Counting cyclic subgroups of order $p^{2}$: $p$ an odd prime vs. $p=2$
The following is true:
The number of cyclic subgroups of order $4$ of some group is odd iff the Sylow $2$-subgroups are cyclic, dihedral, semi-dihedral or generalized quaternion.
As in your proof, it suffices to consider $2$-groups $G$ and look at the number mod $4$ of solutions of $x^2=1$ in $G$. Now Theorem 4.9 in Isaacs' book Character theory of finite groups tells us that when the number $t$ of involutions in a $2$-group is $t\equiv 1 \mod 4$, then $G$ is cyclic or $\lvert G:G'\rvert =4$. (The theorem is ascribed to Alperin-Feit-Thompson, probably the result meant by Geoff in the comments.) Of course, the only other possibility is $t\equiv -1 \mod 4$. A result of Olga Taussky (Satz III. 11.9 in Huppert's Endliche Gruppen I) tells us that the only nonabelian $2$-groups with $\lvert G:G'\rvert = 4$ are the dihedral, semi-dihedral and generalized quaternion groups.
Conversely, the number of cyclic subgroups of order $4$ in each of these groups is indeed odd, and thus also in a group with such a group as Sylow $2$-subgroup.

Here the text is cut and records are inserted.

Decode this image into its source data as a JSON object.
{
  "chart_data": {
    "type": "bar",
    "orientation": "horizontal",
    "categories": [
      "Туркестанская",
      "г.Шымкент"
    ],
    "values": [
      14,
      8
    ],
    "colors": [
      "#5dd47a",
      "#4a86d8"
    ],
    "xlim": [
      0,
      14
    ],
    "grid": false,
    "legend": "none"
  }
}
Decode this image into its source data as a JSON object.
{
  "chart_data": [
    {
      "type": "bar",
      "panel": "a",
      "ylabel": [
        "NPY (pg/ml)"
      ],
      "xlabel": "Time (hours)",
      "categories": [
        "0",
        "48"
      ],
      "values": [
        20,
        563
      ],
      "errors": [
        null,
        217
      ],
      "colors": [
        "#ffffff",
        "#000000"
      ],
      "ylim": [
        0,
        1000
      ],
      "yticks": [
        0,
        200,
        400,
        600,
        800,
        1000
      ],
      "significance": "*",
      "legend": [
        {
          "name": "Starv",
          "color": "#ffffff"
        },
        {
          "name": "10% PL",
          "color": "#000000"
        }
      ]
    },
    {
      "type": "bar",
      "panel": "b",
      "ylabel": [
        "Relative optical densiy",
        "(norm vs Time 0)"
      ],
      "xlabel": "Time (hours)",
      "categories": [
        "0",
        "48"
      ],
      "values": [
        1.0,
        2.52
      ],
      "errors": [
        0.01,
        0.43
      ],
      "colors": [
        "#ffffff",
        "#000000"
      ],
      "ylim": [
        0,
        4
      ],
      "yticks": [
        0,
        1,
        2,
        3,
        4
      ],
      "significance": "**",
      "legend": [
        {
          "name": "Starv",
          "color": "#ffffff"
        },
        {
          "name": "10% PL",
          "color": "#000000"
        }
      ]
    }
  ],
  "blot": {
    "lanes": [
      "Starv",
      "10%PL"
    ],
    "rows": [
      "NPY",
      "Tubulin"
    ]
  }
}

The proof in Isaacs of that theorem of Alperin-Feit-Thompson uses characters, in particular the Frobenius-Schur indicator.
Added later: Trying to find the original source of Alperin-Feit-Thompson, I found instead a paper of Marcel Herzog, Counting group elements of order $p$ mod $p^2$ (MR466316), which contains (elementary) proofs of the "Alperin-Feit-Thompson"-result and the result for $p$ odd, and references to older proofs in the literature. In his math review, Isaacs also mentions a theorem of Kulakoff concerning the case $p$ odd.